Notwendig bleibt eine nachhaltige Rentenreform. Die Kirchen und ihre Verbände haben mit dem „Capuccino Modell“ den Weg gewiesen. Eine steuerfinanzierte Grundrente als Sockel für alle, darauf aufbauend die Umlagefinanzierung durch Arbeit und Beitragszahlung; als „Sahne obenauf“ eine obligatorische Betriebs- oder Zusatzrente. Schon heute liegt der Steuerzuschuss zur gesetzlichen Rentenversicherung bei 110 Mrd. €, fast einem Drittel der Gesamtausgaben. Nach einer Studie aus dem NRW-Sozalministerium von Karl Josef Laumann wäre dieses neue Drei-Säulen-Konzept in 15 Jahren umsetzbar. Selbstständige würden einbezogen.
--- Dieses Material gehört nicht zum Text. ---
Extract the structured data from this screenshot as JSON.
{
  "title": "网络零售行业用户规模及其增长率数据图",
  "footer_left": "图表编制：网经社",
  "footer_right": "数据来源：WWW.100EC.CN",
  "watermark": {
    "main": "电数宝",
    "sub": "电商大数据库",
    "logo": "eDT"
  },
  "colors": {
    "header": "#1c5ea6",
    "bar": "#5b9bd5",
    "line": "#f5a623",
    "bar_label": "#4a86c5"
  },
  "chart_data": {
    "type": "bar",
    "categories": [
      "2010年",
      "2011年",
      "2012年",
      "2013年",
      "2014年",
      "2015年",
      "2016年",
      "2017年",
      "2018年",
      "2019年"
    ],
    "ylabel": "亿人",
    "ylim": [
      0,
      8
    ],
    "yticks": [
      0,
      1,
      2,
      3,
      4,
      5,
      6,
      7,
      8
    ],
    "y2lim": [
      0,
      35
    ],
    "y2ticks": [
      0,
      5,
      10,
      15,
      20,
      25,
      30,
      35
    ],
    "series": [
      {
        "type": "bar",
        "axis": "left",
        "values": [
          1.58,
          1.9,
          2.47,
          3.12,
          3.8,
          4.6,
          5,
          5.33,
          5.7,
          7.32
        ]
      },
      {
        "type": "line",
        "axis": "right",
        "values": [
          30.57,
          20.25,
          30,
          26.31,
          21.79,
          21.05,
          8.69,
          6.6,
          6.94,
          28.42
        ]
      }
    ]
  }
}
Derzeit ist jeder zweite auf Grundsicherung im Alter angewiesen. Hinzu kommt: Trotz aller Krisen steigen die Kapitaleinkünfte dreimal so schnell als Arbeitseinkommen. Die als drittes Element im Bundestag diskutierte Aktienrente wäre eine sinnvolle Antwort und wichtige Ergänzung. Regierung und Opposition sollten in dieser Frage zusammenarbeiten. Wie brennend dieses Thema werden kann, zeigen die aktuellen „französischen Verhältnisse“.